Chociaż Stany Zjednoczone są znane jako ojczyzna wspaniałych komputerów, farmaceutyków i awioniki, są szerzej znane z produktów bardziej zorientowanych na konsumenta. Jaki inny kraj oferuje więcej jakości? Od niebieskich dżinsów po produkty rolne, od telewizji po ciężarówki, Ameryka rządzi na światowym rynku, tak samo jest z American Pilsner. W Londynie, Brukseli, Monachium i Tokio, mieszkańcy tych miast mówią z sentymentem o swoich doświadczeniach z American Pilsner. A jednak, co dziwne, w kraju zbyt często uważany jest za pariasa.
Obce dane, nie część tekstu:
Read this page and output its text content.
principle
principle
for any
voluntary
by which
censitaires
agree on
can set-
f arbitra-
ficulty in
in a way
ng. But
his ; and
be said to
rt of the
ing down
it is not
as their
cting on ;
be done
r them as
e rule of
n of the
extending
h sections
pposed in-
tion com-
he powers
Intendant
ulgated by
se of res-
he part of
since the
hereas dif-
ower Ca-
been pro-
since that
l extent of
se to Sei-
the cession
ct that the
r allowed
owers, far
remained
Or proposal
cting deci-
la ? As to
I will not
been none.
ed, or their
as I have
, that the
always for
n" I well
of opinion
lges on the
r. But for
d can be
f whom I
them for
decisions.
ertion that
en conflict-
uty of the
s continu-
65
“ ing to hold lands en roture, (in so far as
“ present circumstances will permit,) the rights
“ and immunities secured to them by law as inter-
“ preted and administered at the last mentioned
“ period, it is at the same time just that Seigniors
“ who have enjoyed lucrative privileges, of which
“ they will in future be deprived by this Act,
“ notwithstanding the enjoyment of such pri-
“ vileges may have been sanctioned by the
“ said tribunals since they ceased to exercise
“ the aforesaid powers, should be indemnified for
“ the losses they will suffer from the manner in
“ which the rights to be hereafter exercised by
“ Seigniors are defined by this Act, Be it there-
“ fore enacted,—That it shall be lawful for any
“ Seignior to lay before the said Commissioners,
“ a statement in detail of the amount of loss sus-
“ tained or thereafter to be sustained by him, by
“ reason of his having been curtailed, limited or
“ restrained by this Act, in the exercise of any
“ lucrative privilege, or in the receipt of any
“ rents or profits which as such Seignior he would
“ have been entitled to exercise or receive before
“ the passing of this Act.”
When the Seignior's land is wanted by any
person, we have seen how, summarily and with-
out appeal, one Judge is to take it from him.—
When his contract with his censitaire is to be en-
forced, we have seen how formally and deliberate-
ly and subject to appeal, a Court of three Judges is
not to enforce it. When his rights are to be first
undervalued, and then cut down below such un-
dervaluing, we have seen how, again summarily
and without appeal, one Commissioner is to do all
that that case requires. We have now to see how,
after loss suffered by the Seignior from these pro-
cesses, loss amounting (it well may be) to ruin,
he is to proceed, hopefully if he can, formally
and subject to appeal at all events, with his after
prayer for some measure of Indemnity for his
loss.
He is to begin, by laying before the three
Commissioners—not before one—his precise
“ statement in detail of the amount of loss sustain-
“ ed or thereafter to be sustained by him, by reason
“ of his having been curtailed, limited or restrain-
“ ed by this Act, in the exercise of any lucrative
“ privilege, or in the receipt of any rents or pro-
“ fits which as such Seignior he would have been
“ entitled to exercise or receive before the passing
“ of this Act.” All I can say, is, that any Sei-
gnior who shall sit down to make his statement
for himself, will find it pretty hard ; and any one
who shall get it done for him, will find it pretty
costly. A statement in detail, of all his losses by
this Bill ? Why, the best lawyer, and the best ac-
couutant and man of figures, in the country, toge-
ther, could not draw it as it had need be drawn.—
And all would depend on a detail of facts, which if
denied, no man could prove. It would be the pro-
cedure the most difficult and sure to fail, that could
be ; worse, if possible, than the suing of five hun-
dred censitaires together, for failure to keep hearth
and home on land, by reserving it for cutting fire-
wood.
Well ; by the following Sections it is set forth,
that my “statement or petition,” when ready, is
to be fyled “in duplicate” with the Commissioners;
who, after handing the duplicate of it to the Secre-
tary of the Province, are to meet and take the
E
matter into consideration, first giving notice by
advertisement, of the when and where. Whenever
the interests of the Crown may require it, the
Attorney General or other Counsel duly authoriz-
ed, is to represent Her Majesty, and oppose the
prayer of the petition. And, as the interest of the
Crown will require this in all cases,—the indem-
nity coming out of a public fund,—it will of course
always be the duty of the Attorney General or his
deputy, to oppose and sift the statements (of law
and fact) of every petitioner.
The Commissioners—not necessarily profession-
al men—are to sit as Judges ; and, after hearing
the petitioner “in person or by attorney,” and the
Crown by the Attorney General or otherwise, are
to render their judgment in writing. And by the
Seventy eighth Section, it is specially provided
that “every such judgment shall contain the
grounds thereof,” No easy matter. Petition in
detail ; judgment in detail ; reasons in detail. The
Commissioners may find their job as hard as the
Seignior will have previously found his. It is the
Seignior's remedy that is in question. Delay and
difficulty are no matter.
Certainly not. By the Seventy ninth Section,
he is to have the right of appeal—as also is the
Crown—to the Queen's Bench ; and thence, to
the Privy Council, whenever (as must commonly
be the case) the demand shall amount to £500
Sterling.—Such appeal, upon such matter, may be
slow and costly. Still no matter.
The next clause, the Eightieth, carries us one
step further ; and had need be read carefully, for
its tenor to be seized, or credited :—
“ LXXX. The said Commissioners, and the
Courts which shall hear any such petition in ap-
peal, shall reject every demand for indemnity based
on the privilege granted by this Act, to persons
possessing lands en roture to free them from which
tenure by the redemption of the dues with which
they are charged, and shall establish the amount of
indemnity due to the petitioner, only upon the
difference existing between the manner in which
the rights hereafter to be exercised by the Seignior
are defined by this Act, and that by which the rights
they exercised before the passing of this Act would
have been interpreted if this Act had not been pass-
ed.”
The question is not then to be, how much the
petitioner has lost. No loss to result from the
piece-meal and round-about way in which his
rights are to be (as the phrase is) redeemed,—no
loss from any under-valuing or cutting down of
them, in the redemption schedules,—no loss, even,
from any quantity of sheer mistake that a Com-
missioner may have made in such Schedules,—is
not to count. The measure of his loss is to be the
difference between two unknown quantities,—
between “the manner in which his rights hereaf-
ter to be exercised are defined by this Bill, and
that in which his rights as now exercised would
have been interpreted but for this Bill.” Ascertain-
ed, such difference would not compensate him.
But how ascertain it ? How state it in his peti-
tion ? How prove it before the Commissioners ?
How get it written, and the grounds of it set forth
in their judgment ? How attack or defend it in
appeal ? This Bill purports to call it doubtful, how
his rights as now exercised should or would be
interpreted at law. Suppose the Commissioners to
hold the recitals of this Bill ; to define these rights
Większość piwoszy zaczynała od tego stylu i niestety, coraz większa liczba odrzuca go jako niegodny – jakże niesłusznie.

Wyciągnięty z chłodnej lodówki lub wyciągnięty z lodowatej wanny, American Pilsner opanowuje wymagającą rolę. Zadowala wielką, milczącą większość, bardziej niż odpowiednio reprezentuje Stany Zjednoczone za granicą i łagodnie gasi palące pragnienie. Następnym razem, gdy Twoje kubki smakowe osłabną, lub gdy ogarnie Cię upał, spróbuj sięgnąć po American Pilsner. Nie osądzaj. Zamiast tego wybierz się w podróż w czasie do swoich piwnych korzeni i odnów znajomość ze światowym klasykiem z własnego podwórka.

Przedruk dzięki uprzejmości Gregga Smitha.

.

Dodaj komentarz

Twój adres e-mail nie zostanie opublikowany.